7. What did Barbara think when she found that Drosophila that were affected by radiation were more vigorous than the standard Drosophila?
(a) She thought the results were wrong.
(b) She that it was terribly funny.
(c) She thought that maize would be the same.
(d) She thought of changing her field of study.

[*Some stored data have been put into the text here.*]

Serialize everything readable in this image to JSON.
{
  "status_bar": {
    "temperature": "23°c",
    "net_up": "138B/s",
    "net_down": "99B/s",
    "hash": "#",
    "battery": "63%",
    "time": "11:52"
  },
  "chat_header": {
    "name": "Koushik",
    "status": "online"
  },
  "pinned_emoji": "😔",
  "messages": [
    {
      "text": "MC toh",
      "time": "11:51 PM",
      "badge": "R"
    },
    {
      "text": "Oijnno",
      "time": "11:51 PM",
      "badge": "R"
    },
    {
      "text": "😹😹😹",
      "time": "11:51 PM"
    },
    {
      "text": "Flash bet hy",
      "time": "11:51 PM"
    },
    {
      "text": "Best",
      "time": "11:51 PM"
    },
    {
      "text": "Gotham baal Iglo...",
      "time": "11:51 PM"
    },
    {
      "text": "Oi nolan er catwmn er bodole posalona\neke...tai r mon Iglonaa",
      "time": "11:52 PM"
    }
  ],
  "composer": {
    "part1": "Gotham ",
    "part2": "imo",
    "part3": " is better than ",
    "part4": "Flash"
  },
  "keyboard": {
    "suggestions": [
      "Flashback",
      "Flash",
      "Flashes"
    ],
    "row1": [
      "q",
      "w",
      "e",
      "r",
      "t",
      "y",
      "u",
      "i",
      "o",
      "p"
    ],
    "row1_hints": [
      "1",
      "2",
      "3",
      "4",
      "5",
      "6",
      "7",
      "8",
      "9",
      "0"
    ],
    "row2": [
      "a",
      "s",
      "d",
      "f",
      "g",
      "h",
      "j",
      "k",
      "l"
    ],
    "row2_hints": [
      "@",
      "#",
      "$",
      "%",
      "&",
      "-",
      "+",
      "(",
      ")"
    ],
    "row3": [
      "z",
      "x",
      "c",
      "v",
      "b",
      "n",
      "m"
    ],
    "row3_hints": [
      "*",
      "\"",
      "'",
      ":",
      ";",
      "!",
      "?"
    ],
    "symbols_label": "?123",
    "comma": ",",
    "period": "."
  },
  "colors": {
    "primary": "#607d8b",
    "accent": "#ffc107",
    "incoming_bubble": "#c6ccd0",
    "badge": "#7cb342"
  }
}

8. Who asked Barbara how she could have worked "for two years without knowing what was going to come out?"
(a) Milislav Demerec.
(b) Evelyn Witkin.
(c) George Beadle.
(d) Marcus Rhoades.

9. In Chapter 9, Evelyn Keller quotes Einstein. He said, "To these elementary laws there leads no logical path, but only" what?
(a) Experience.
(b) Intuition.
(c) Discovery.
(d) Dreams.

10. How many winters did Barbara spend in Central and South America?
(a) Two.
(b) Four.
(c) Three.
(d) One.

11. Who's number of year-round investigators hovered around six and eight?
(a) Columbia.
(b) Harvard.
(c) Cold Spring Harbor.
(d) Cornell.

12. In Chapter 8, Evelyn Keller talks about scientists that set out to understand a new principle of order. What does she say is one of the first things that the scientists do?
(a) They watch the development of the order and then compare it to other orders.
(b) Look for events that disturb that order.
(c) They make a list of rules that the order should follow.
(d) They identify any possibilites in a different order.

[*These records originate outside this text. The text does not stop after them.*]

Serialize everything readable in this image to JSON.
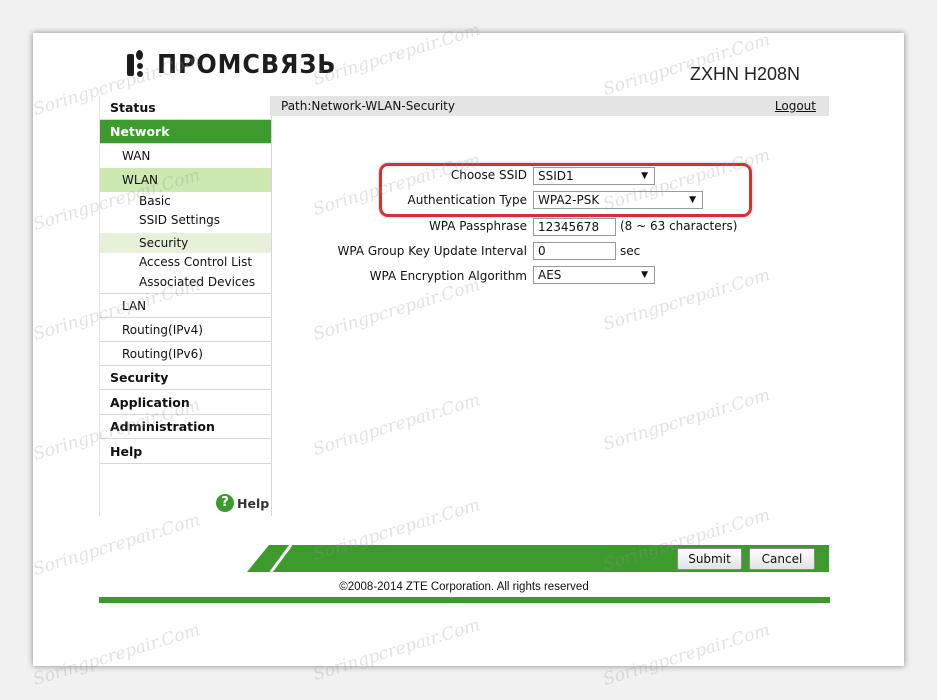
{
  "brand": {
    "name": "ПРОМСВЯЗЬ",
    "model": "ZXHN H208N"
  },
  "path": {
    "text": "Path:Network-WLAN-Security",
    "logout": "Logout"
  },
  "sidebar": {
    "status": "Status",
    "network": "Network",
    "wan": "WAN",
    "wlan": "WLAN",
    "basic": "Basic",
    "ssid_settings": "SSID Settings",
    "security_sub": "Security",
    "acl": "Access Control List",
    "associated": "Associated Devices",
    "lan": "LAN",
    "routing_v4": "Routing(IPv4)",
    "routing_v6": "Routing(IPv6)",
    "security": "Security",
    "application": "Application",
    "administration": "Administration",
    "help": "Help",
    "help_button": "Help"
  },
  "form": {
    "choose_ssid_label": "Choose SSID",
    "choose_ssid_value": "SSID1",
    "auth_type_label": "Authentication Type",
    "auth_type_value": "WPA2-PSK",
    "passphrase_label": "WPA Passphrase",
    "passphrase_value": "12345678",
    "passphrase_hint": "(8 ~ 63 characters)",
    "group_key_label": "WPA Group Key Update Interval",
    "group_key_value": "0",
    "group_key_unit": "sec",
    "encryption_label": "WPA Encryption Algorithm",
    "encryption_value": "AES"
  },
  "buttons": {
    "submit": "Submit",
    "cancel": "Cancel"
  },
  "footer": {
    "copyright": "©2008-2014 ZTE Corporation. All rights reserved"
  },
  "watermark": "Soringpcrepair.Com",
  "colors": {
    "accent_green": "#3d9a2c",
    "highlight_red": "#d63031"
  }
}
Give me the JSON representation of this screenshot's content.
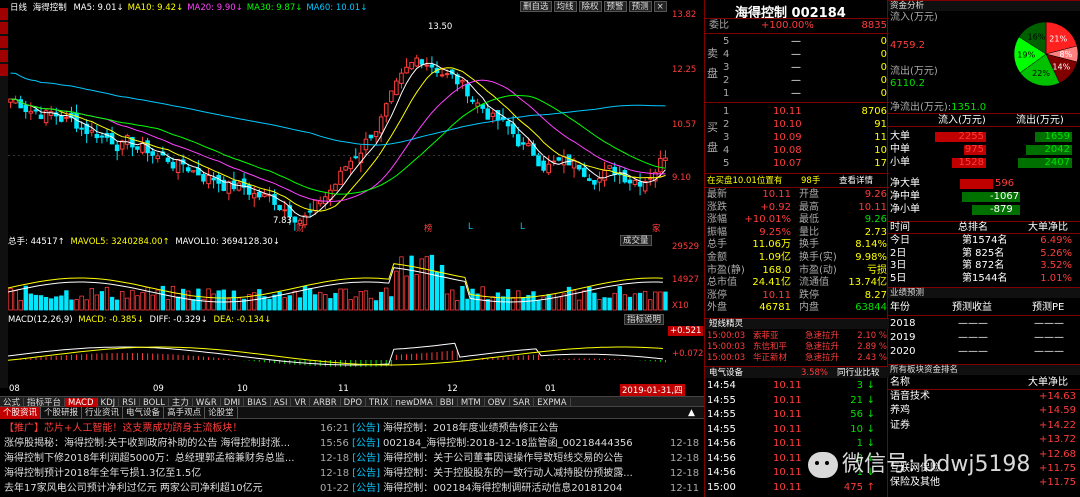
{
  "header": {
    "chart_type": "日线",
    "stock_name": "海得控制",
    "ma": [
      {
        "label": "MA5: 9.01",
        "arrow": "↓",
        "color": "#ffffff"
      },
      {
        "label": "MA10: 9.42",
        "arrow": "↓",
        "color": "#ffff00"
      },
      {
        "label": "MA20: 9.90",
        "arrow": "↓",
        "color": "#ff40ff"
      },
      {
        "label": "MA30: 9.87",
        "arrow": "↓",
        "color": "#00ff00"
      },
      {
        "label": "MA60: 10.01",
        "arrow": "↓",
        "color": "#00c8ff"
      }
    ],
    "tools": [
      "删自选",
      "均线",
      "除权",
      "预警",
      "预测"
    ]
  },
  "price_axis": [
    "13.82",
    "12.25",
    "10.57",
    "9.10"
  ],
  "price_labels": {
    "high": "13.50",
    "low": "7.83"
  },
  "markers": [
    "财",
    "榜",
    "L",
    "L",
    "家"
  ],
  "volume": {
    "label": "总手: 44517↑",
    "mavol5": "MAVOL5: 3240284.00↑",
    "mavol10": "MAVOL10: 3694128.30↓",
    "button": "成交量",
    "axis": [
      "29529",
      "14927",
      "X10"
    ]
  },
  "macd": {
    "label": "MACD(12,26,9)",
    "macd_val": "MACD: -0.385↓",
    "diff": "DIFF: -0.329↓",
    "dea": "DEA: -0.134↓",
    "button": "指标说明",
    "axis": [
      "+0.521",
      "+0.072"
    ]
  },
  "months": [
    "08",
    "09",
    "10",
    "11",
    "12",
    "01"
  ],
  "current_date": "2019-01-31,四",
  "indicator_tabs": [
    "公式",
    "指标平台",
    "MACD",
    "KDJ",
    "RSI",
    "BOLL",
    "主力",
    "W&R",
    "DMI",
    "BIAS",
    "ASI",
    "VR",
    "ARBR",
    "DPO",
    "TRIX",
    "newDMA",
    "BBI",
    "MTM",
    "OBV",
    "SAR",
    "EXPMA"
  ],
  "news_tabs": [
    "个股资讯",
    "个股研报",
    "行业资讯",
    "电气设备",
    "高手观点",
    "论股堂"
  ],
  "news_left": [
    "【推广】芯片+人工智能！这支票成功跻身主流板块！",
    "涨停股揭秘：海得控制:关于收到政府补助的公告 海得控制封涨...",
    "海得控制下修2018年利润超5000万：总经理郭孟榕兼财务总监...",
    "海得控制预计2018年全年亏损1.3亿至1.5亿",
    "去年17家风电公司预计净利过亿元 两家公司净利超10亿元"
  ],
  "news_right": [
    {
      "time": "16:21",
      "tag": "[公告]",
      "text": "海得控制：2018年度业绩预告修正公告",
      "date": ""
    },
    {
      "time": "15:56",
      "tag": "[公告]",
      "text": "002184_海得控制:2018-12-18监管函_00218444356",
      "date": "12-18"
    },
    {
      "time": "12-18",
      "tag": "[公告]",
      "text": "海得控制：关于公司董事因误操作导致短线交易的公告",
      "date": "12-18"
    },
    {
      "time": "12-18",
      "tag": "[公告]",
      "text": "海得控制：关于控股股东的一致行动人减持股份预披露...",
      "date": "12-18"
    },
    {
      "time": "01-22",
      "tag": "[公告]",
      "text": "海得控制：002184海得控制调研活动信息20181204",
      "date": "12-11"
    }
  ],
  "quote": {
    "title": "海得控制 002184",
    "webi_label": "委比",
    "webi": "+100.00%",
    "webi_val": "8835",
    "sell_label": "卖盘",
    "buy_label": "买盘",
    "sell": [
      {
        "n": "5",
        "p": "—",
        "v": "0"
      },
      {
        "n": "4",
        "p": "—",
        "v": "0"
      },
      {
        "n": "3",
        "p": "—",
        "v": "0"
      },
      {
        "n": "2",
        "p": "—",
        "v": "0"
      },
      {
        "n": "1",
        "p": "—",
        "v": "0"
      }
    ],
    "buy": [
      {
        "n": "1",
        "p": "10.11",
        "v": "8706"
      },
      {
        "n": "2",
        "p": "10.10",
        "v": "91"
      },
      {
        "n": "3",
        "p": "10.09",
        "v": "11"
      },
      {
        "n": "4",
        "p": "10.08",
        "v": "10"
      },
      {
        "n": "5",
        "p": "10.07",
        "v": "17"
      }
    ],
    "status": "在买盘10.01位置有",
    "status2": "98手",
    "status3": "查看详情",
    "stats": [
      [
        "最新",
        "10.11",
        "开盘",
        "9.26"
      ],
      [
        "涨跌",
        "+0.92",
        "最高",
        "10.11"
      ],
      [
        "涨幅",
        "+10.01%",
        "最低",
        "9.26"
      ],
      [
        "振幅",
        "9.25%",
        "量比",
        "2.73"
      ],
      [
        "总手",
        "11.06万",
        "换手",
        "8.14%"
      ],
      [
        "金额",
        "1.09亿",
        "换手(实)",
        "9.98%"
      ],
      [
        "市盈(静)",
        "168.0",
        "市盈(动)",
        "亏损"
      ],
      [
        "总市值",
        "24.41亿",
        "流通值",
        "13.74亿"
      ],
      [
        "涨停",
        "10.11",
        "跌停",
        "8.27"
      ],
      [
        "外盘",
        "46781",
        "内盘",
        "63844"
      ]
    ],
    "short_title": "短线精灵",
    "shorts": [
      {
        "t": "15:00:03",
        "n": "索菲亚",
        "e": "急速拉升",
        "v": "2.10 %"
      },
      {
        "t": "15:00:03",
        "n": "东信和平",
        "e": "急速拉升",
        "v": "2.89 %"
      },
      {
        "t": "15:00:03",
        "n": "华正新材",
        "e": "急速拉升",
        "v": "2.43 %"
      }
    ],
    "sector_label": "电气设备",
    "sector_val": "3.58%",
    "sector_compare": "同行业比较",
    "ticks": [
      {
        "t": "14:54",
        "p": "10.11",
        "v": "3",
        "a": "↓"
      },
      {
        "t": "14:55",
        "p": "10.11",
        "v": "21",
        "a": "↓"
      },
      {
        "t": "14:55",
        "p": "10.11",
        "v": "56",
        "a": "↓"
      },
      {
        "t": "14:55",
        "p": "10.11",
        "v": "10",
        "a": "↓"
      },
      {
        "t": "14:56",
        "p": "10.11",
        "v": "1",
        "a": "↓"
      },
      {
        "t": "14:56",
        "p": "10.11",
        "v": "3",
        "a": "↓"
      },
      {
        "t": "14:56",
        "p": "10.11",
        "v": "1",
        "a": "↓"
      },
      {
        "t": "15:00",
        "p": "10.11",
        "v": "475",
        "a": "↑"
      }
    ]
  },
  "fund": {
    "title": "资金分析",
    "inflow_label": "流入(万元)",
    "inflow": "4759.2",
    "outflow_label": "流出(万元)",
    "outflow": "6110.2",
    "net_label": "净流出(万元):",
    "net": "1351.0",
    "pie_labels": [
      "21%",
      "8%",
      "14%",
      "22%",
      "19%",
      "16%"
    ],
    "col1": "流入(万元)",
    "col2": "流出(万元)",
    "rows": [
      {
        "k": "大单",
        "in": "2255",
        "out": "1659"
      },
      {
        "k": "中单",
        "in": "975",
        "out": "2042"
      },
      {
        "k": "小单",
        "in": "1528",
        "out": "2407"
      }
    ],
    "net_rows": [
      {
        "k": "净大单",
        "v": "596"
      },
      {
        "k": "净中单",
        "v": "-1067"
      },
      {
        "k": "净小单",
        "v": "-879"
      }
    ],
    "rank_head": [
      "时间",
      "总排名",
      "大单净比"
    ],
    "ranks": [
      {
        "k": "今日",
        "r": "第1574名",
        "v": "6.49%"
      },
      {
        "k": "2日",
        "r": "第 825名",
        "v": "5.26%"
      },
      {
        "k": "3日",
        "r": "第 872名",
        "v": "3.52%"
      },
      {
        "k": "5日",
        "r": "第1544名",
        "v": "1.01%"
      }
    ],
    "forecast_title": "业绩预测",
    "forecast_head": [
      "年份",
      "预测收益",
      "预测PE"
    ],
    "forecast": [
      {
        "y": "2018",
        "a": "———",
        "b": "———"
      },
      {
        "y": "2019",
        "a": "———",
        "b": "———"
      },
      {
        "y": "2020",
        "a": "———",
        "b": "———"
      }
    ],
    "sector_title": "所有板块资金排名",
    "sector_head": [
      "名称",
      "大单净比"
    ],
    "sectors": [
      {
        "n": "语音技术",
        "v": "+14.63"
      },
      {
        "n": "养鸡",
        "v": "+14.59"
      },
      {
        "n": "证券",
        "v": "+14.22"
      },
      {
        "n": "",
        "v": "+13.72"
      },
      {
        "n": "",
        "v": "+12.68"
      },
      {
        "n": "互联网保险",
        "v": "+11.75"
      },
      {
        "n": "保险及其他",
        "v": "+11.75"
      }
    ],
    "watermark": "微信号: bdwj5198"
  }
}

13. In Chapter 10, who did Stadler quote to support one of his arguments?
(a) The Queen of Hearts.
(b) The Mad Hatter.
(c) Humpty Dumpty.
(d) Alice in Wonderland.

14. The Cold Spring Harbor Symposium of 1951 was on what?
(a) Evolution and Genes.
(b) Genes and Mutations.
(c) Genes and Transposition.
(d) Transposition and Mutations.

15. After Barbara's efforts were in vain to explain her discoveries she didn't talk except for the annual reports in what?
(a) The Cold Spring Harbor yearbook.
(b) The CIW yearbook.
(c) The Missouri yearbook.
(d) The Cornell yearbook.

Short Answer Questions

1. In what year did Lewis Stadler die?

2. Who was the director of the 1951 symposium?

3. Who presented the first paper in the 1951 symposium?

4. In 1942, why had the atmosphere at Cold Spring Harbor become even quieter than normal?

5. Evelyn Keller likens different "languages" in science from an example of Freeman Dyson, who was an "interpreter" for who?